Newspaper faces huge backlash over its shocking 'how to spot a gay person' list

Newspaper faces huge backlash over its shocking 'how to spot a gay person' list

Welcome to 2018, a year where schools are sacking teachers for being lesbian and newspapers are profiling members of the LGBTQ community. Over in Malaysia, a newspaper has issued an article in which it outlines how to spot a member of the LGBTQ community and their stereotypes are, well, ridiculous.

Malaysia, as a whole, is a country that is struggling with LGBTQ discrimination and the article posted in Sinar Harian will do nothing to help this issue. The article, which was published last Friday, has been heavily criticised by activists for publishing a list of pointers, with many people claiming that it could potentially put lives at risk.

Malaysian YouTuber, Arwind Kumar, uploaded a video onto his channel in which he explains what the pointers are and criticizes the paper for its discriminatory and dangerous nature. According to Kumar, the things to look out for when trying to spot a gay man are tight clothes "to show off their six-pack," facial hair and branded clothing.

As for lesbians, apparently, they can be identified due to the fact that they love being alone (what?), belittling men, and enjoy "walking around hugging each other and holding hands".

As Kumar rightly points out in his video, "If you really want to educate society, then explain to them the traits of a pedophile, a molester, a murderer, a kidnapper. Those kind of people who actually endanger the life of another," he says.

"Do not tell them about gays — how the hell does a gay person endanger your life? ... With an article like this you're only going to take away lives.

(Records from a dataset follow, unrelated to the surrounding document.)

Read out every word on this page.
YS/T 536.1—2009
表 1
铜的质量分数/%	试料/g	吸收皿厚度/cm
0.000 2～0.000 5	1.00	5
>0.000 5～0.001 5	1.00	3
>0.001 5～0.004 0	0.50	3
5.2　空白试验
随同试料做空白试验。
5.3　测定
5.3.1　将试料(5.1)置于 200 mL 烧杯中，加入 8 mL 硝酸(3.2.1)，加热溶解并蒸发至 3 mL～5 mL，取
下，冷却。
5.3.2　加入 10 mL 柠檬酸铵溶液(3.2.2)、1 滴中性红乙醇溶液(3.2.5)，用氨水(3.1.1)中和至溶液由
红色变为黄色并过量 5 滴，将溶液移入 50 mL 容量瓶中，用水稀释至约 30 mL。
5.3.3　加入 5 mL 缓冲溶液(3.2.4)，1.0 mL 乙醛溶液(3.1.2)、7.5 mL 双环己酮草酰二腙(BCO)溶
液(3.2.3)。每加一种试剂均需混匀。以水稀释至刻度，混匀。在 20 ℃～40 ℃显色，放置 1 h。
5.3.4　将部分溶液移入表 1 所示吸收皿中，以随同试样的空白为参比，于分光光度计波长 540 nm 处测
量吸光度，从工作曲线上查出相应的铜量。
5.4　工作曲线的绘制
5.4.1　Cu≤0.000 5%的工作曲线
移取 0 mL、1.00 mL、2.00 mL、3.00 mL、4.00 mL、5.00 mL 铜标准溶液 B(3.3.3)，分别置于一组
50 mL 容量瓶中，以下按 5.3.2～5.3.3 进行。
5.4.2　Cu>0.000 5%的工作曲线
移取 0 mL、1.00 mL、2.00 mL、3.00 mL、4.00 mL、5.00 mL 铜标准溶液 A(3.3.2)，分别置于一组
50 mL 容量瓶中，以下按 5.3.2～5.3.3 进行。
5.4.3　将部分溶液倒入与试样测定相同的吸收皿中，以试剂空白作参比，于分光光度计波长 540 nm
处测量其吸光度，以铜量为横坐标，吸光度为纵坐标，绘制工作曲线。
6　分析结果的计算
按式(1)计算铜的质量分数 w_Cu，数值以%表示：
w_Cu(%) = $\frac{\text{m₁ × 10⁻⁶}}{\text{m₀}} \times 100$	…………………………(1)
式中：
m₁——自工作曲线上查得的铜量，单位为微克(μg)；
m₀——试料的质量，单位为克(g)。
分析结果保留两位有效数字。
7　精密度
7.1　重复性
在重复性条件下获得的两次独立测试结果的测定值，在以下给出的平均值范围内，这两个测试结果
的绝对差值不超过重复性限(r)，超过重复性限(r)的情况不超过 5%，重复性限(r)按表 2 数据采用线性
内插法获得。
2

"That's what you're going to do, and if that's what you're happy doing because you want less gay people in this country, good job to you."

Homosexuality is illegal in Malaysia and according to The Human Rights Watch, LGBTQ discrimination in the country "reaches the highest levels of government."

Such is the severity of the discrimination. Beauty and the Beast was banned from releasing in Malaysia due to the fact it featured an LGBTQ character. However, after a "minor edit concerning a gay moment in the film" by state censors, it was allowed to be shown. Also, last year, the country's health authorities ran a competition on how to "prevent" homosexuality and transgenderism - cos you know, it's something that people choose to be.

The truth is, while the suggestions that gay men like tight clothing and have facial hair are laughable, they are extremely dangerous and archaic. The guidelines published in the paper are preposterous, ridiculous and frightening in equal measure and it seems that even in 2018, we are still struggling to accept people for who they are.

As Kumar says in his video, there are much more dangerous people in the world and it would be far more useful to profile a murderer, paedophile, or potential terror suspect.

If we could all just learn to live and let live, the world would be a better place.